Il Etait Temps ridden by Paul Townend on the way to winning the Betfair Tingle Creek Chase. Photograph: John Walton/PA

Il Etait Temps ridden by Paul Townend on the way to winning the Betfair Tingle Creek Chase. Photograph: John Walton/PA

Mullins secured the weekend’s Grade One pot with Il Etait Temps in Saturday’s Tingle Creek at Sandown – a first cross-channel success of the season – and a lingering fear for all his rivals must be that the full weight of his resources have yet to be cranked into full gear.

Nevertheless, Elliott’s own massed ranks could hardly be in better form and are cleaning up while the going is good.

On top of 101 winners in Ireland, there have been 15 Elliott victories in Britain as well as a remarkable US five-timer at Far Hills in Jew Jersey in October. If the trainer has characterised the season as something a of a rebuild, statistics say reconstruction is at full tilt.

The remorseless pursuit of winners anywhere will take Elliott to Ayr on Tuesday and even the Northumberland outpost of Hexham a day after that. The priceless mix of quantity and quality was stamped all over his Cork haul though.

With race fitness on his side, Found A Fifty was just the sort of doughty opponent to test Majborough’s claims of being a Champion Chase winner in waiting. Majborough might yet lift the two-mile crown but his jumping will have to improve significantly.
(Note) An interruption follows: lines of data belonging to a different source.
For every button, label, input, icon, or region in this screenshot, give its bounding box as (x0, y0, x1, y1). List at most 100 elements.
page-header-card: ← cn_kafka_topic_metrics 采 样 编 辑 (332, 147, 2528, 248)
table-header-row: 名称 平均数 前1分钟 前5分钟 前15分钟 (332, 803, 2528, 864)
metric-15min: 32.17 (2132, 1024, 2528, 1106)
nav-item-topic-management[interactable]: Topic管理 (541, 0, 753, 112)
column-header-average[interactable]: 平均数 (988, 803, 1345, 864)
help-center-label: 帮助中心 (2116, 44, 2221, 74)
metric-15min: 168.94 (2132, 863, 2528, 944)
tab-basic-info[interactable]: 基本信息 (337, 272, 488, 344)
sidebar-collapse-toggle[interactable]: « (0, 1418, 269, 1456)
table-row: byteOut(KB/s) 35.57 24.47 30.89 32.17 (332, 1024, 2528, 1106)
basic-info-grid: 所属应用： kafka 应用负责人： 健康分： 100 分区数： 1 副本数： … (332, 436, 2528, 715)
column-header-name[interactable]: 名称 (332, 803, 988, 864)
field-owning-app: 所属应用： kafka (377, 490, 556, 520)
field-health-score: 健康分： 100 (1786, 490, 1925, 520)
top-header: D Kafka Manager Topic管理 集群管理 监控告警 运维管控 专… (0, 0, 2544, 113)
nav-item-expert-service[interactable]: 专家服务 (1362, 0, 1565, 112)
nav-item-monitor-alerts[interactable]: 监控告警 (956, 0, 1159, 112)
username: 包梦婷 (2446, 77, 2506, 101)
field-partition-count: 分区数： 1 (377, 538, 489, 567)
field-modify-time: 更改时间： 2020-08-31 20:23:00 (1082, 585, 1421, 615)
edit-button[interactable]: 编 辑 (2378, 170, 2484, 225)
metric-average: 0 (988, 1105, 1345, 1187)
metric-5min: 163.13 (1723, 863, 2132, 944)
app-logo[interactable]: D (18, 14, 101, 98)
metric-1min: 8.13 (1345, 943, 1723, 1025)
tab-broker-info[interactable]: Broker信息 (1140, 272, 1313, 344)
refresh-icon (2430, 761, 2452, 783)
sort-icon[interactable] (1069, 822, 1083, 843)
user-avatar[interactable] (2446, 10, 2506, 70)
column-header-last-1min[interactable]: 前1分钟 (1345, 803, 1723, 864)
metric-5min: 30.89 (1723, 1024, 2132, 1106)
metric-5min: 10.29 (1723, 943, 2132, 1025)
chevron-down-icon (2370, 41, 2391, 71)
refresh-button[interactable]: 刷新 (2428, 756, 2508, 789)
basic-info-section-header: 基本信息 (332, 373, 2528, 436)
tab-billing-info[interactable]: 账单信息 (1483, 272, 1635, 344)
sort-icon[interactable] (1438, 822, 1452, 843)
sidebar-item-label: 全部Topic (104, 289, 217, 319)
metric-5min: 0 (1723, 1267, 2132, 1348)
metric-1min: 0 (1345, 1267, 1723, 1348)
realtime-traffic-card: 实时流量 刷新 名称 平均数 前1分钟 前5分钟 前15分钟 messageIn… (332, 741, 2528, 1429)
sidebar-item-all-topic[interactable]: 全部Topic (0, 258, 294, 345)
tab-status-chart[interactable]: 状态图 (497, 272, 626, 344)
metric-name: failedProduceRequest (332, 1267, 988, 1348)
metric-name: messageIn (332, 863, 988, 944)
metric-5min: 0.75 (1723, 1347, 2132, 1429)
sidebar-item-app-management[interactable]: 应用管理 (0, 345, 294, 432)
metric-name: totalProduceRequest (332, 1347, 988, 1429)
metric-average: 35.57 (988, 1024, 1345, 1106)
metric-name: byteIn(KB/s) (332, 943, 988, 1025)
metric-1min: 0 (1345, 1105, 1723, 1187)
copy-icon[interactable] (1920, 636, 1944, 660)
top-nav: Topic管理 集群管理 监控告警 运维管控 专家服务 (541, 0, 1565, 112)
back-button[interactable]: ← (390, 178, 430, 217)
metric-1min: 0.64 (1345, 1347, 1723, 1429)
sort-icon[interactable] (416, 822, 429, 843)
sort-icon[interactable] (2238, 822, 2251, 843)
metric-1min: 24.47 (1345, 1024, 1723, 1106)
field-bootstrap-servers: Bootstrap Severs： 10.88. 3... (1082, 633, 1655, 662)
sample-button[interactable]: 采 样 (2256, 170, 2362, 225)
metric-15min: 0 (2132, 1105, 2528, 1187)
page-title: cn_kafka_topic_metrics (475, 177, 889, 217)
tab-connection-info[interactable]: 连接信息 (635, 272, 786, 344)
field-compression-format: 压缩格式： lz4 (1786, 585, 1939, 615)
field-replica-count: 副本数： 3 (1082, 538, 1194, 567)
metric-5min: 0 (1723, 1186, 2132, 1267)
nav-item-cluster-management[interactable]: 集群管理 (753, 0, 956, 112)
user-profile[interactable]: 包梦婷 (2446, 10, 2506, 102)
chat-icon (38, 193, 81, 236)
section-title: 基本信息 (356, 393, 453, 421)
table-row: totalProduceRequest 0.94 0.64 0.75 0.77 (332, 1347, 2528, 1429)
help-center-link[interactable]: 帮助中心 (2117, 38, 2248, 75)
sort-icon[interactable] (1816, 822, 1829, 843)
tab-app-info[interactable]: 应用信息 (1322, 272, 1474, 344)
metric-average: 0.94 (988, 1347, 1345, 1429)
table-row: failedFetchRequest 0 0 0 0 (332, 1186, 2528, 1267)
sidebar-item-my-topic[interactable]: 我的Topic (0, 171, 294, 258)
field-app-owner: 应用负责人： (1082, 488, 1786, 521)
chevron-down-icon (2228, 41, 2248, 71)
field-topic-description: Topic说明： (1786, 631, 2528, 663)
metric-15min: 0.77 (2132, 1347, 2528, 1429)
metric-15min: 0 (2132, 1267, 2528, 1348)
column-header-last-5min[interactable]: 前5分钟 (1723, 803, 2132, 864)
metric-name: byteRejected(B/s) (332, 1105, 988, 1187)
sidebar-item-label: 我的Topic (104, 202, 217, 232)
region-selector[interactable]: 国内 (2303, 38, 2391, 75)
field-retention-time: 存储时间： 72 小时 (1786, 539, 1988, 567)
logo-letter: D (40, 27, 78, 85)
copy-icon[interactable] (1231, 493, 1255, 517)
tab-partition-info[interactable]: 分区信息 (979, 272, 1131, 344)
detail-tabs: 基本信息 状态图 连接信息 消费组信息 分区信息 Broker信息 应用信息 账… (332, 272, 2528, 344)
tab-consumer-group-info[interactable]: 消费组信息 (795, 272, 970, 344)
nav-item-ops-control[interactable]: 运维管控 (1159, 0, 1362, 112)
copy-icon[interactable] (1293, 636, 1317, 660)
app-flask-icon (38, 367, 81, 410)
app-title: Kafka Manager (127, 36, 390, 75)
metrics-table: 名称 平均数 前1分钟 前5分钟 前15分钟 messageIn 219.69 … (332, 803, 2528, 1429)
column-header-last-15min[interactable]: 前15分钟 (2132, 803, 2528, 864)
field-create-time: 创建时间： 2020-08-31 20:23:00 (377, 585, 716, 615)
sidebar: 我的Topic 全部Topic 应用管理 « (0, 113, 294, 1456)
Repeatedly jumping to his left, the 4-6 favourite blundered at the fourth last and particularly at the second last. Jack Kennedy had been all out to keep tabs on his pacesetting rival but had reeled Majborough in by the last and Found A Fifty kept on strongly.

“We had fitness on our side and the rain that fell suited us. Today might have been our day to catch Majborough napping,” Elliott said. “To be fair, Majborough made mistakes so handed the race to us and today might have been our Gold Cup.”

The weekend finished with Il Etait Temps on top of most ante-post lists for the Champion Chase and Majborough eased to 5-1.

“I am hoping that that run will bring him on. I was hoping he’d jump a lot better so it is a bit disappointing. He will just have to improve his jumping to be competitive at that level,” Mullins considered. “We should be able to get to Leopardstown over Christmas with him if he recovers nicely from this race.”

The only frustrating element for Elliott was that four might have been five. His runner in the opener, Manoir De Mirande, fell at the last when looking a likely winner, although luck was on his side with Kazansky benefited from Le Labo’s final flight spill in another maiden.

The Grade Two Coolmore Mares Novice Chase as something of an afterthought for Kala Conti but she made the most of it to beat her old rival Kargese.

Although it was Kargese’s debut over fences, the 5-6 favourite’s jumping only cracked with a blunder at the final fence by which time Kala Conti was in command anyway.

Elsewhere, Donagh Meyler’s paint-scraping inside route on Good Girl Kathleen paid off in the Grade Three Stayers Novice Hurdle. With all his rivals, including Elliott’s disappointing odds-on favourite, Kalypso’chance staying side, Meyler’s gamble was rewarded on the Emmet Mullins trained winner.